The 5N65 radar (РЛС 5Н65, NATO: Flat Twin, also RSN-225 (РСН-225)) was a Soviet military phased array radar initially designed for the S-225 anti-ballistic missile system which was never commissioned. The radar was later installed near the Kura Test Range in Kamchatka in the Russian Far East as a part of 5K17 (GRAU index) tracking and measuring system and was demolished in 2006.

==S-225==
The radar was built as part of the S-225 anti-ballistic missile system (codename of the R&D work: Azov; US name: ABM-X-3), a marginally mobile system designed to defend high status targets against attack by ballistic missiles. Work started on the system in the early 1960s and S-225 was one of three competing systems; A-35 (the one chosen) and "Saturn" were the others.

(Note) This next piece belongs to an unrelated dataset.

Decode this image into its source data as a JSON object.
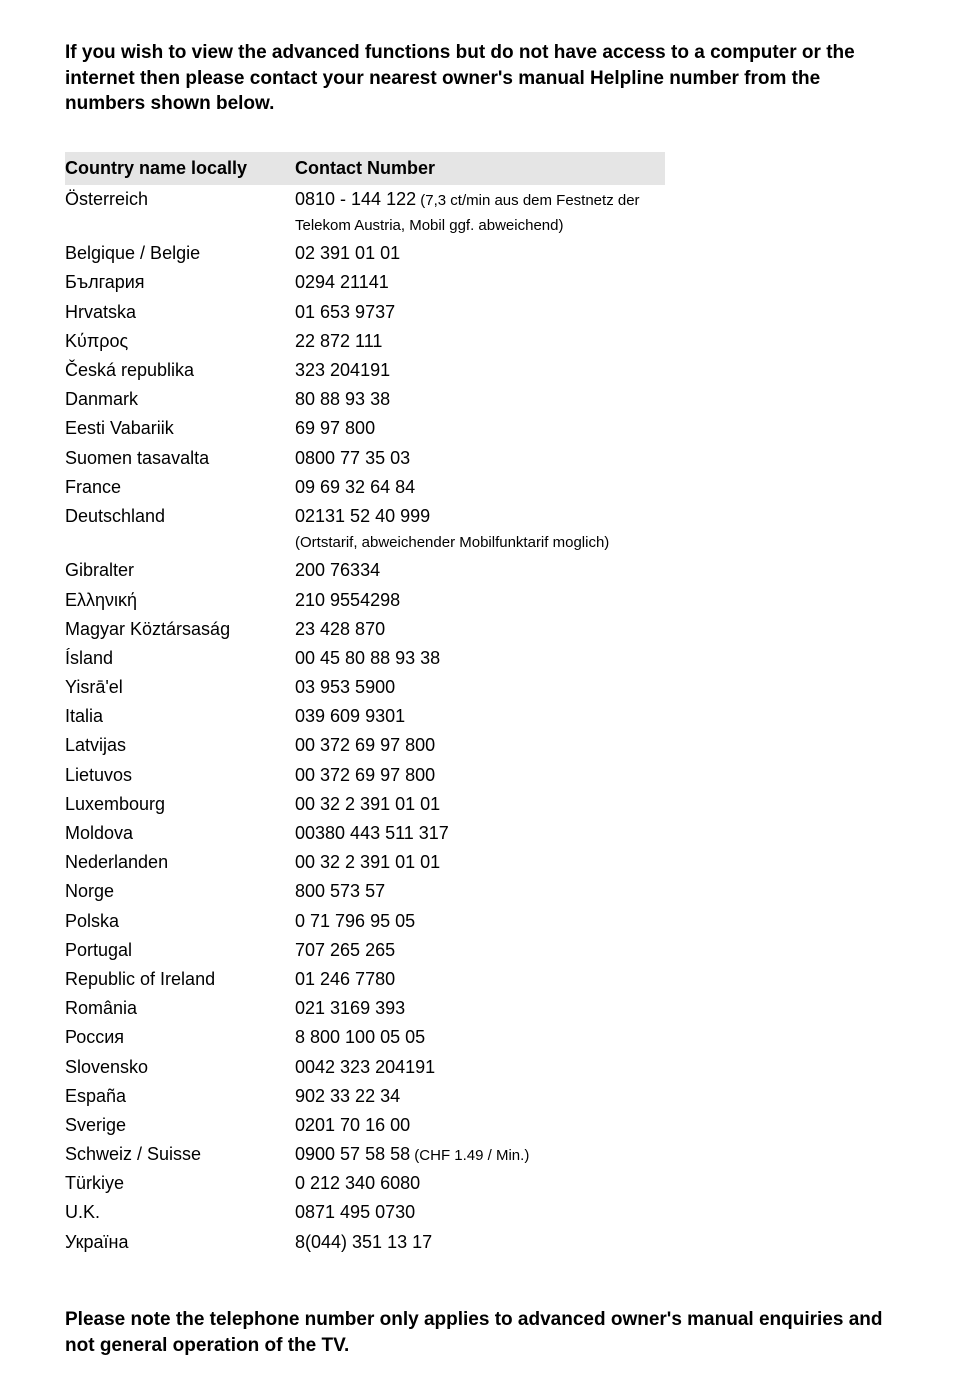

S-225 was designed by A.A. Raspletin, who worked in special design bureau OKB-31, of KB-1 design bureau. The first design was done in 1964 and the first prototype of the system was installed in Sary Shagan in 1971, at site 53. The radar was tested on the descent phase of missiles launched from the Kapustin Yar military launch range. Because of this it was decided that the second prototype should be installed in Kamchatka, near the Kura Test Range, to pick up missiles landing there after being launched elsewhere in the Soviet Union. In 1975 this second prototype was installed and checked in Sary Shagan and then dismantled and shipped to Vladivostok to be installed in Kamchatka.

S-225 consisted of a 5N65 radar, a device transmitting commands to the missiles which NATO called "Pawn Shop", and two types of missiles. One missile, 5Ya27 (developer's name V-825), was designed by OKB Fakel for exoatmospheric intercepts (above the atmosphere). The other, high-acceleration 5Ya26 (aka PRS-1) was designed by OKB Novator for endoatmospheric intercepts (within the atmosphere).

==Radar==
The 5N65 was a demountable active phased array radar. The CIA estimated it could be installed in six weeks. It contained separate receive and transmit sections. The array was mounted on a pedestal and could be moved in azimuth and elevation. It is listed as being associated with the Russian space surveillance system in 2004.